Li Qiye ona baktı: “Tamam, övünmeyi bırak. Sheng Fei'nin ordusu burada ve kesinlikle hazırlıklı gelmişlerdir.” Bunu dedikten sonra avucunu salladı ve basiliskin bedenini çevreleyen halatlar çıktı.

 

Aslında bu halat onu tutsak yapmıyordu, sadece gösterişti.

 

“Bir şey yapabilirsin. Burada dur ve Tie Lan'a göz kulak ol. Eğer ona bir şey olursa... ne olacağını biliyor olmalısın.” Li Qiye emretti.

 

“Patron, endişelenme ve bana bırak. Bu yakışıklı olan buradayken ona bir şey yapmaya kim cüret edebilir? Onları anında taşa çeviririm!” Kahramanca bir hava ile göğsünü bir davul gibi vurdu.

 

Ancak Tie Lan Li Qiye'nin kibarlığını kabul etmedi ve soğukça konuştu: “Beni korumak için kimseye ihtiyacım yok.”

 

Li Qiye onunla tartışmadı. Elini salladı ve onu mühürledi, ardından onu köşeye koyup basilisk ile konuştu: “Ona iyi bak.”

 

“Rahat ol, Patron.” Basilisk hemen bir sandalyeye oturdu ve sanki tüm ordu ile tek başına savaşabilirmiş gibi havalı bir poz verdi. Biraz takdire şayan görünüyordu.

 

“Büyük Ölümsüz, bu aşağılık olan, bu aşağılık olan da burada kalıp Genç Asil Basilisk'in Hanımefendi Tie Lan'ı korumasına yardım edecek.” Korkak kaplumbağanın başının yarısı kabuğundaydı. O kadar korkmuştu ki hepsini dışarı çıkarmaya cüret edemiyordu.

 

“Unut gitsin, onu koruyabileceğini mi sanıyorsun?” Basilisk ona baktı ve konuştu: “Ordu geldiğinde belki de ilk kaçan sen olursun.".

 

Kaplumbağa kabuğunun içinde fısıldadı: ”Hayır, hiçbir şekilde.” Kendi sözlerinden bile emin değildi.
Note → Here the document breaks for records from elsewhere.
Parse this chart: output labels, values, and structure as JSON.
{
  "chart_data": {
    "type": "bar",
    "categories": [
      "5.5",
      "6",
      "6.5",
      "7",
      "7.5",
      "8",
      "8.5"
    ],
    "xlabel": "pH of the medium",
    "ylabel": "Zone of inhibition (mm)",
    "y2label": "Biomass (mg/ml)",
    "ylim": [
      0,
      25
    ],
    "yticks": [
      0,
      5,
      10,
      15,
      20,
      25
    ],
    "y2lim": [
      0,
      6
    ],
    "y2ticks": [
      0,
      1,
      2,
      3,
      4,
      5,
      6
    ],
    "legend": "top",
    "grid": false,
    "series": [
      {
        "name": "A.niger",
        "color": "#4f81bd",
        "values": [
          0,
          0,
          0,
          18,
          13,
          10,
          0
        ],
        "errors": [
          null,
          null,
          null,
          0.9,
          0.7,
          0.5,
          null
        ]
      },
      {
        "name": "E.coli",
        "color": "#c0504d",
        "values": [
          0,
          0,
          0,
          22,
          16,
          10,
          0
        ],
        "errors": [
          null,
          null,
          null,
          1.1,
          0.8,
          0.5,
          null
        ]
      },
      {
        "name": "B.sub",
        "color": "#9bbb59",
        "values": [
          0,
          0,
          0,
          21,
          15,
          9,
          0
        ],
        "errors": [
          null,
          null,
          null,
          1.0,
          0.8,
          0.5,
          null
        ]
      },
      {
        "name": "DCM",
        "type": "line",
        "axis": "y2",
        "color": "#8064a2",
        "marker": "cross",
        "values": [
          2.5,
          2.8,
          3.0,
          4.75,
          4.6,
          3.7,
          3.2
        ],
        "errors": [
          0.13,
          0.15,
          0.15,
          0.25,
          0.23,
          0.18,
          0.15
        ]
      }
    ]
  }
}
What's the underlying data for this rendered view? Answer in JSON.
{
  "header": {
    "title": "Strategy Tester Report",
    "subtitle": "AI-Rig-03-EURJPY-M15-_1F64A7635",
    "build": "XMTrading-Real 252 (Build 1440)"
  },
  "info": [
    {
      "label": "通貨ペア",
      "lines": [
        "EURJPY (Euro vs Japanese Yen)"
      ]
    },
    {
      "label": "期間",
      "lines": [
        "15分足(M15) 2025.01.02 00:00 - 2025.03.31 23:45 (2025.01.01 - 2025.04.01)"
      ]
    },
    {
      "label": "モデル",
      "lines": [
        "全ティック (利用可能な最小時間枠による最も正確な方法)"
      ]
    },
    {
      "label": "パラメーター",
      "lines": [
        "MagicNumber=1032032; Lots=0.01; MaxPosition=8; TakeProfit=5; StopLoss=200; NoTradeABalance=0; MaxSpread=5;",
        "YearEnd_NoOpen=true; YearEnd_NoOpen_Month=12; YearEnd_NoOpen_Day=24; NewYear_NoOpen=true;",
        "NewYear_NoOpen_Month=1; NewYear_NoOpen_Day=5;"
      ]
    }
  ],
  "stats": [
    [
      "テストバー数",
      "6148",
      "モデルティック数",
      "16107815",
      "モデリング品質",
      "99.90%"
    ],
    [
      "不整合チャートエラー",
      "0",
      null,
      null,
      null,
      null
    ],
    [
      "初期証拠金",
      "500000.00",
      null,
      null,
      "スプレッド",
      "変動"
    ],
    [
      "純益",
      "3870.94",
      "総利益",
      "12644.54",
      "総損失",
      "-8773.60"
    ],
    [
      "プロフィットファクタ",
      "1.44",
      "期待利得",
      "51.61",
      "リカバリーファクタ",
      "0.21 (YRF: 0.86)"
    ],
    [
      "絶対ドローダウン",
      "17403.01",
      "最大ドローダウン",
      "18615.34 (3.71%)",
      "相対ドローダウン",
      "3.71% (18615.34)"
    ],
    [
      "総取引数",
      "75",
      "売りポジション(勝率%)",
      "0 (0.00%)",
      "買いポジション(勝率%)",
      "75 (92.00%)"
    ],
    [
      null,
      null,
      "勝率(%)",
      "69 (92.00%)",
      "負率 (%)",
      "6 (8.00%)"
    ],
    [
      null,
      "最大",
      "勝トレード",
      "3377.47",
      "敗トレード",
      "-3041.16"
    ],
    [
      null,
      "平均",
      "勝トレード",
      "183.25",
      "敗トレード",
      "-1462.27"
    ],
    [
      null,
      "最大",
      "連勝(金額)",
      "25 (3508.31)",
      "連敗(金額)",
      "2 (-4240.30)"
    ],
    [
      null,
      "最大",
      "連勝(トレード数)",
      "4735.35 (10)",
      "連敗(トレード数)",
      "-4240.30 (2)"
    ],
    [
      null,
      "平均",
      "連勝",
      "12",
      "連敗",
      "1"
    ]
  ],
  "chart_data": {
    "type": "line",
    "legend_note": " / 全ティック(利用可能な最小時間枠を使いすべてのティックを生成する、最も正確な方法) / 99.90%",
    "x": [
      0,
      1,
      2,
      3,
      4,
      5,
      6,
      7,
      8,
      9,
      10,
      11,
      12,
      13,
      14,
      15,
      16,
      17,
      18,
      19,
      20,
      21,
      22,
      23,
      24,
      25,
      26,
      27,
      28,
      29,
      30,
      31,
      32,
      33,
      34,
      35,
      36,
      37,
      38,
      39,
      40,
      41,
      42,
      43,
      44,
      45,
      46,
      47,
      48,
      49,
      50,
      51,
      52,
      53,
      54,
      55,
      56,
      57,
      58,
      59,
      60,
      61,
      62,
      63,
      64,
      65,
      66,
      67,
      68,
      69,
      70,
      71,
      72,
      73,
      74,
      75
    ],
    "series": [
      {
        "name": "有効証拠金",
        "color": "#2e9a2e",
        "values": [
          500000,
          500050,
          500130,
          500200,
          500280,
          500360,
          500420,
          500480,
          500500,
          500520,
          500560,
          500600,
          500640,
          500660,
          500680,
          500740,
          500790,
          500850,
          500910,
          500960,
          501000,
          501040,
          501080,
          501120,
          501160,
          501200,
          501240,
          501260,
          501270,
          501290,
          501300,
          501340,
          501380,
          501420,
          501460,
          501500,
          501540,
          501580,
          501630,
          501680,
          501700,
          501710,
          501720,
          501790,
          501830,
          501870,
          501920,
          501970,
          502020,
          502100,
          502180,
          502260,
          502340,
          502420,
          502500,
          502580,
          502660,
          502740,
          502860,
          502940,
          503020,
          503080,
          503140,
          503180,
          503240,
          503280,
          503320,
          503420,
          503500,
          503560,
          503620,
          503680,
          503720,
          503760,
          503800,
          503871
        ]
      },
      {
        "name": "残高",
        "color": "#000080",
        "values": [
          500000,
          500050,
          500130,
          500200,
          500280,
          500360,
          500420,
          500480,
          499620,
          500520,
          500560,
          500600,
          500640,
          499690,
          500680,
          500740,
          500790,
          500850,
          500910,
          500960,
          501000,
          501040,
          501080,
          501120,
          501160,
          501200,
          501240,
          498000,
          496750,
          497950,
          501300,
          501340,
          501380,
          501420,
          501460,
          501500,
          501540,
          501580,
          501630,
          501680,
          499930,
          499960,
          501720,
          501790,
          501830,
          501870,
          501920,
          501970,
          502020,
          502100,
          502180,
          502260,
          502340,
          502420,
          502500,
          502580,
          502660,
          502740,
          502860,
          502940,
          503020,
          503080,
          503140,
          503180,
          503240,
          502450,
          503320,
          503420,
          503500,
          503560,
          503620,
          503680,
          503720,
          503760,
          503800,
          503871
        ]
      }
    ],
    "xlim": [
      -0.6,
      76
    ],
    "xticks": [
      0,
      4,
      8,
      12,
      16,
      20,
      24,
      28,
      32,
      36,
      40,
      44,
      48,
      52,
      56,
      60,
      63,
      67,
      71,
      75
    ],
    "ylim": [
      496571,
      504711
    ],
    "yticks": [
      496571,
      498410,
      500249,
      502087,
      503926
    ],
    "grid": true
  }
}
Belki de geçekten kaçardı.

 

Li Qiye kıkırdayıp konuştu: “O zaman burada kalabilirsin.”

 

“Li Qiye, çık dışarı!” Bir anda yüksek sesli bir haykırış duyuldu. Harabeler titredi ve kaplumbağa korkudan ürperdi.

 

“Kan dökme zamanı.” Li Qiye gülümsedi ve sakin şekilde yavaşça dışarı çıktı. Tek başına bir ordunun karşısına çıkacak gibi görünmüyordu.

 

O anda harabeler üç ana güç ve on farklı tarikat tarafından tamamen sarılmıştı. Ordu katmanları içeri giren çıkanı önlüyordu.

 

Sheng Fei bu sefer gerçekten kendini aşmıştı. Sadece Kutsal Şeytan Kabilesi ve Mezar Tarikatını ikna etmekle kalmayıp yakınlardaki güçleri de ikna etmişti. Bu şekilde bir şey ortaya çıkarmak için onlara ne söz verdiği bilinmiyordu.

 

Kenardan birçok kişi bunu izledi. İzciler sadece eğlence için değil, daha fazla bilgi edinmek için de buradaydılar.

 

Başlangıçta bu gelişimciler şaşkındı ve neden hakkında kafaları karışıktı. Ancak Li Qiye'nin ortaya çıktığını gördüklerinde şok olmuşlardı.

 

“Yüce Şiddetli Li Qiye!” Li Qiye'nin resmini veya Simya Krallığında olduğu zamanda doğrudan onu görmüşlerdi bu nedenle de korkup nefesleri kesilmişti.

 

Neden bu ordunun böyle bir şekilde burada toplandığını artık anlıyorlardı.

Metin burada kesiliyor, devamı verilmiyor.